40

Kate and I pass the week in quiet solitude. I don’t want to touch a gun right now. I tell Kate I’m tired of fishing and sleep late with her in the mornings. We read, watch movies, eat well. There is no talk of the past or future. We live squarely in the present.

On Friday, July 22, we watch the evening news. In Norway, a man named Anders Behring Breivik has gone on a politically motivated killing rampage. About three thirty in the afternoon, he detonated a bomb in Oslo, destroying or damaging government buildings. From there, he went to the island of Utoya, where a gathering of the Workers’ Youth League, affiliated with the Labor Party, was taking place. He went on a shooting spree. The body count is uncertain, but he killed between sixty and eighty people, mostly teenagers.

An hour and a half before embarking on mass murder, he released his manifesto via the Internet, well over a thousand pages, to hundreds if not thousands of e-mail addresses, titled A European Declaration of Independence. It explains his political views. Among many other beliefs, he calls for white nationalism and for the deportation or annihilation of Muslims in the Western nations, to preserve European Christendom. He wants to launch a counter-jihad in the spirit of the Knights Templar, and even claims to belong to a neo-Templar organization, Pauperes Commilitones Christi Templique Solomonici, an anti-jihad organization sworn to fight Islam.

Most interesting, from the perspective of our agenda, is that he cites the writings of Roope Malinen as having influenced his own writing and thinking.

There’s footage from the destruction of buildings. Several people died in the blast. Some people on Utoya recorded the attack with cell phones and video cameras. Some clips make the news. We watch children being gunned down and dying. It’s heartbreaking. Kate cries. I can barely watch it myself.

Milo calls and asks me to come over to his boat. I tell Kate he needs something done that requires a person with two working hands. I give her a hug and kiss good-bye, and suggest she turn off the television and watch no more of this madness. She doesn’t.

Milo has a bottle of kossu and beers set out for us, in a cabin with a TV. I think the media is playing them over and over, but he’s recorded them. He pours shots. “Tomorrow is Go Day,” he says. “You were right-Malinen posted his itinerary in his blog. He’s going to his summer cottage to write his magnum opus, something to do with a cultural justification of misanthropy.”

“You know,” I say, “once you let that first bullet fly, there’s no calling it back.”

He nods. “I know. Malinen acting tomorrow in sympathy with Breivik will seal the deal. The guns, the video, the manifesto. No one will look further than him. We’ll walk away scot-free.”

I agree. “Let’s drink to your success,” I say. We pour them down our necks and light cigarettes.

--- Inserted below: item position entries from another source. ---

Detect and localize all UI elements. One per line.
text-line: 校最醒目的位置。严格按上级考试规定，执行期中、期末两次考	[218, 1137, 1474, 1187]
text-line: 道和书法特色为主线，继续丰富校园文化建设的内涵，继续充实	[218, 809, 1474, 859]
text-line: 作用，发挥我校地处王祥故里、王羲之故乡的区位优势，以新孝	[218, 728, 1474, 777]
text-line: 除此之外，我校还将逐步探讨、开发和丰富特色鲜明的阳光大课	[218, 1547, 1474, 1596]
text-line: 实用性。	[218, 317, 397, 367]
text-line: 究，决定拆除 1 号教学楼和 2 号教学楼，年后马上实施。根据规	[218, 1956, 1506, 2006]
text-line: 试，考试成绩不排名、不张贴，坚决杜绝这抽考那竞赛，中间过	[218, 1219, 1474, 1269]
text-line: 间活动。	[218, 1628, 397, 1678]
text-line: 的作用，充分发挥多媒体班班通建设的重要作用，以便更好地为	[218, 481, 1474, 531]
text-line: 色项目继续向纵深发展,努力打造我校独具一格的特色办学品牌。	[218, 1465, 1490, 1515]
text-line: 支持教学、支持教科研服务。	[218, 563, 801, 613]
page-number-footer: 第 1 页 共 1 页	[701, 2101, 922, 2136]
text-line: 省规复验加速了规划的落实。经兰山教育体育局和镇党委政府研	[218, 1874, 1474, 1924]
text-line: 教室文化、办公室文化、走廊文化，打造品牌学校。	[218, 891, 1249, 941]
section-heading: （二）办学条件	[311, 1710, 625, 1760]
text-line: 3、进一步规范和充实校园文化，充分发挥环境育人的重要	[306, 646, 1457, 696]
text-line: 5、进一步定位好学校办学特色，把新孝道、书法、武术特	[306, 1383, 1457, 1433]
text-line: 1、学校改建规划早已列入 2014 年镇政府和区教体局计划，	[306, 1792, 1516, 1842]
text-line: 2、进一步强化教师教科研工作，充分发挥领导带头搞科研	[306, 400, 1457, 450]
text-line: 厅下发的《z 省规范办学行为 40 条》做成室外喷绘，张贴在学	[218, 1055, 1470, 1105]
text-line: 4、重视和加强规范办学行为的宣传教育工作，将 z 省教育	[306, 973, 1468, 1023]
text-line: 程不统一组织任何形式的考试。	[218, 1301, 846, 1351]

“If you hadn’t tackled him, Pitkanen would have killed us both,” he says.

“Yeah, he would have.”

Milo pours us another. “Thanks for that.”

Brothers in blood, brothers in arms. “What did you do with him?” I ask.

“Drove him out to the countryside, packed his mouth with Semtex to get rid of dental records, then duct-taped his hands to his face to blow off his fingers, the point of course being to destroy his prints. And then, well, you can imagine the result. I walked about ten kilometers through woods until I came to a road with a bus stop, so no one would recall me being in the vicinity.”

With practice, we’ve become quite good criminals.

He points at a cardboard box, taped up, addressed and ready for mailing. “You thought releasing the info on prostitution would take attention away from us. It’s too late in the day and a Friday. It has to wait until Monday. I can mail these and plaster all our related documentation on the Internet then. Also, I can fly all the sex- and murder-related recordings of the chief and the minister at the same time.”

“Check with me first. The situation has changed. After today, you don’t need anything to deflect attention from you. And the bad guys don’t have a chance to make any moves before the doors are busted in, and there will be no confusion about who is who. The prostitution ring and murder investigations will drain police manpower and create a media circus. Generate a lot of confusion. Let’s choose our moment carefully.”

“You’d better go,” Milo says. “I have to make some changes to the manifesto. Skim through Breivik’s, then make some changes to mine. Claim that Breivik and Malinen were in contact and belonged to the same neo-Templar organization. Little stuff like that.”

I stand, and we share a brotherly hug. “You’ll make it happen,” I say.

He smiles. “From your mouth to God’s ear.”